Pop showed every bit as much strength and courage in his cancer battle. He also dealt with having to undergo open-heart surgery and an assortment of other ailments that caused him to be in and out of the hospital.
After the Bills' final minicamp, Patrick and his wife flew to Mexico to vacation with some friends. A day after their arrival, DiMarco's father called to inform him that "Pop made a turn for the worse." Patrick and Kirstin flew to Florida the next morning, giving Patrick just enough time to say goodbye.
"He wasn't all there, but I was able to hug his neck, kiss him and tell him how much I loved him," DiMarco said. "As sad as it was at the funerals, my comfort was having the whole family together and telling stories about the good times and the memories. Peace came from the stuff that they gave me, the legacy that will carry on through me that they taught me that I'll have forever, that I'll cherish, I'll teach to my son and hopefully he'll teach to his son.
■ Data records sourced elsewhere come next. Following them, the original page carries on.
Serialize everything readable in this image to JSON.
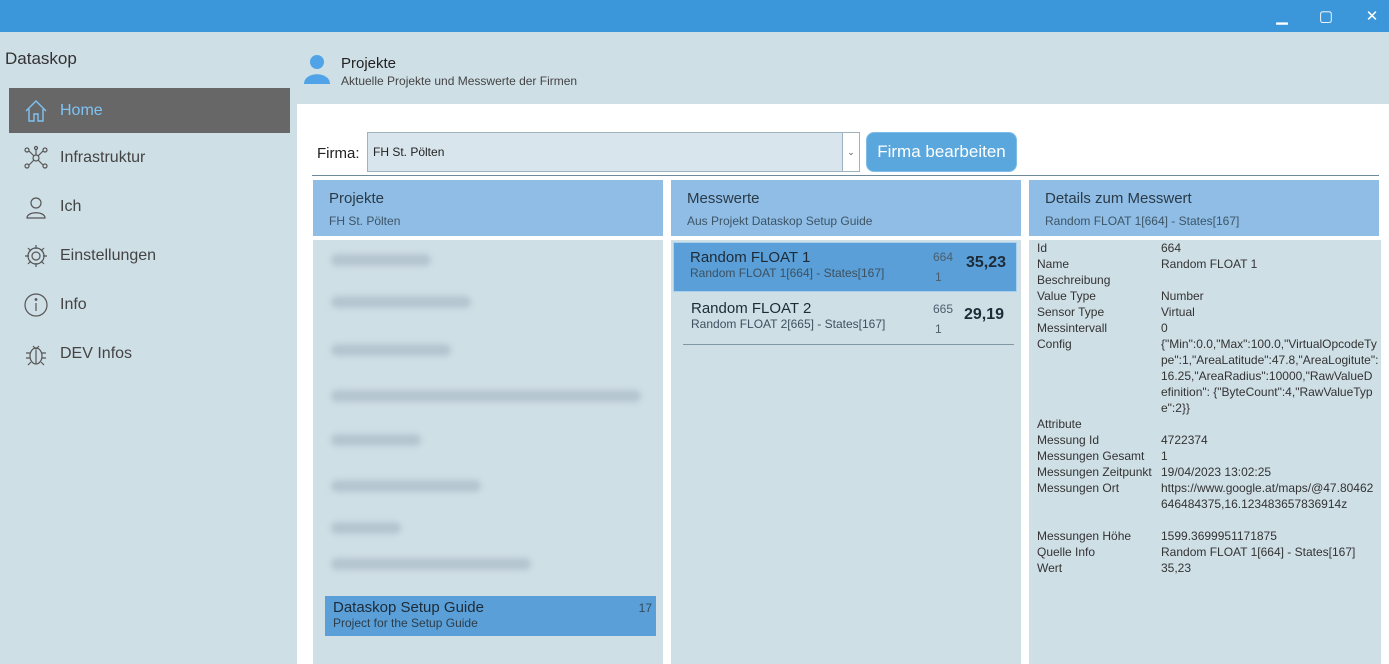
{
  "window": {
    "minimize_icon": "minimize-icon",
    "maximize_icon": "maximize-icon",
    "close_icon": "close-icon",
    "minimize_glyph": "▁",
    "maximize_glyph": "▢",
    "close_glyph": "✕"
  },
  "app": {
    "name": "Dataskop"
  },
  "sidebar": {
    "items": [
      {
        "label": "Home",
        "icon": "home-icon",
        "active": true
      },
      {
        "label": "Infrastruktur",
        "icon": "network-icon"
      },
      {
        "label": "Ich",
        "icon": "user-icon"
      },
      {
        "label": "Einstellungen",
        "icon": "gear-icon"
      },
      {
        "label": "Info",
        "icon": "info-icon"
      },
      {
        "label": "DEV Infos",
        "icon": "bug-icon"
      }
    ]
  },
  "header": {
    "title": "Projekte",
    "subtitle": "Aktuelle Projekte und Messwerte der Firmen",
    "icon": "user-avatar-icon"
  },
  "firma": {
    "label": "Firma:",
    "selected": "FH St. Pölten",
    "chevron": "⌄",
    "edit_button": "Firma bearbeiten"
  },
  "projects": {
    "title": "Projekte",
    "subtitle": "FH St. Pölten",
    "selected_item": {
      "name": "Dataskop Setup Guide",
      "description": "Project for the Setup Guide",
      "count": "17"
    }
  },
  "measurements": {
    "title": "Messwerte",
    "subtitle": "Aus Projekt Dataskop Setup Guide",
    "items": [
      {
        "name": "Random FLOAT 1",
        "desc": "Random FLOAT 1[664] - States[167]",
        "id": "664",
        "count": "1",
        "value": "35,23",
        "selected": true
      },
      {
        "name": "Random FLOAT 2",
        "desc": "Random FLOAT 2[665] - States[167]",
        "id": "665",
        "count": "1",
        "value": "29,19",
        "selected": false
      }
    ]
  },
  "details": {
    "title": "Details zum Messwert",
    "subtitle": "Random FLOAT 1[664] - States[167]",
    "rows": [
      {
        "key": "Id",
        "value": "664"
      },
      {
        "key": "Name",
        "value": "Random FLOAT 1"
      },
      {
        "key": "Beschreibung",
        "value": ""
      },
      {
        "key": "Value Type",
        "value": "Number"
      },
      {
        "key": "Sensor Type",
        "value": "Virtual"
      },
      {
        "key": "Messintervall",
        "value": "0"
      },
      {
        "key": "Config",
        "value": "{\"Min\":0.0,\"Max\":100.0,\"VirtualOpcodeType\":1,\"AreaLatitude\":47.8,\"AreaLogitute\":16.25,\"AreaRadius\":10000,\"RawValueDefinition\": {\"ByteCount\":4,\"RawValueType\":2}}"
      },
      {
        "key": "Attribute",
        "value": ""
      },
      {
        "key": "Messung Id",
        "value": "4722374"
      },
      {
        "key": "Messungen Gesamt",
        "value": "1"
      },
      {
        "key": "Messungen Zeitpunkt",
        "value": "19/04/2023 13:02:25"
      },
      {
        "key": "Messungen Ort",
        "value": "https://www.google.at/maps/@47.80462646484375,16.123483657836914z"
      },
      {
        "key": "Messungen Höhe",
        "value": "1599.3699951171875"
      },
      {
        "key": "Quelle Info",
        "value": "Random FLOAT 1[664] - States[167]"
      },
      {
        "key": "Wert",
        "value": "35,23"
      }
    ]
  }
}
"There was a lot of peace, also, in football. This is what I love. I started playing football when I was in third grade. As new as I was to being here, to the Buffalo Bills, (with the deaths of) both sets of grandfathers, I had several teammates call me, text me, 'Hey, I'm praying for you and your family. I'm so sorry about everything that's happening.' And that was just kind of awesome."